The standard guaiac reaction is a bedside chemical test universally used to determine the presence of blood in gastric aspirate, emesis material, or fecal specimens. The actual chemical reaction that is manifested on the Hemoccult testing card (and many others) is the oxidation of impregnated gum guaiac to a blue quinone compound.
This reaction is initiated by a developing solution containing hydrogen peroxide, using blood as a peroxidase catalyst to initiate the reaction. Blood is not the only peroxidase that can catalyze this reaction, and the most common substances producing false positive tests — next to a benign cause of bleeding, such as hemorrhoids — are of dietary origin. A variety of vegetables contain natural peroxidases that perform the same function as does occult blood in initiating the blue color reaction on the test card. If the patient is a vitamin user, large doses of Vitamin C (1–2 g/day) will have enough of an antioxidant effect to render true bleeding as being falsely negative with guaiac testing.
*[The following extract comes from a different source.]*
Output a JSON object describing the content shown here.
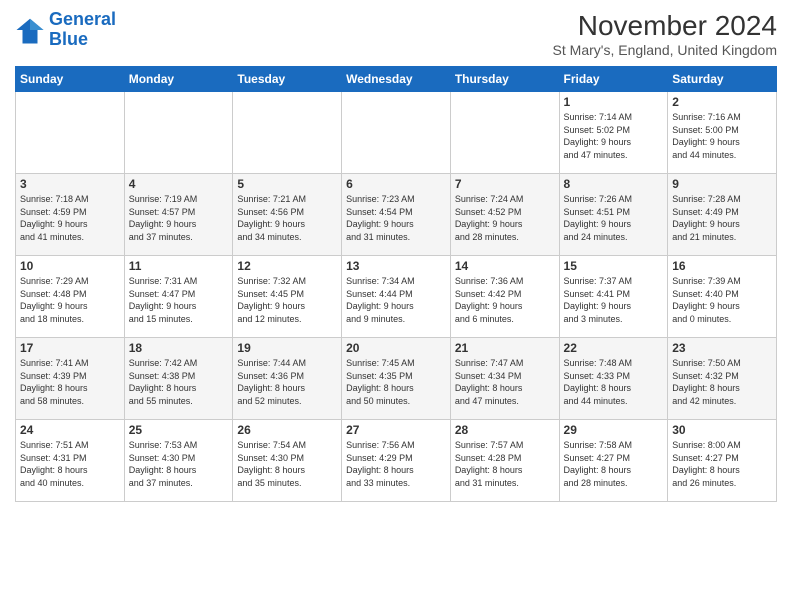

The Gastroccult test utilizes the same oxidation/peroxidase principles, but it is specially buffered. If the gastric aspirate has a pH of less than 3, the guaiac test used on a stool sample may be falsely negative. Although occult blood testing has gained its greatest popularity for cancer screening, every emergency physician must be cognizant of the intricacies and vagaries of occult testing of stool and gastric aspirate.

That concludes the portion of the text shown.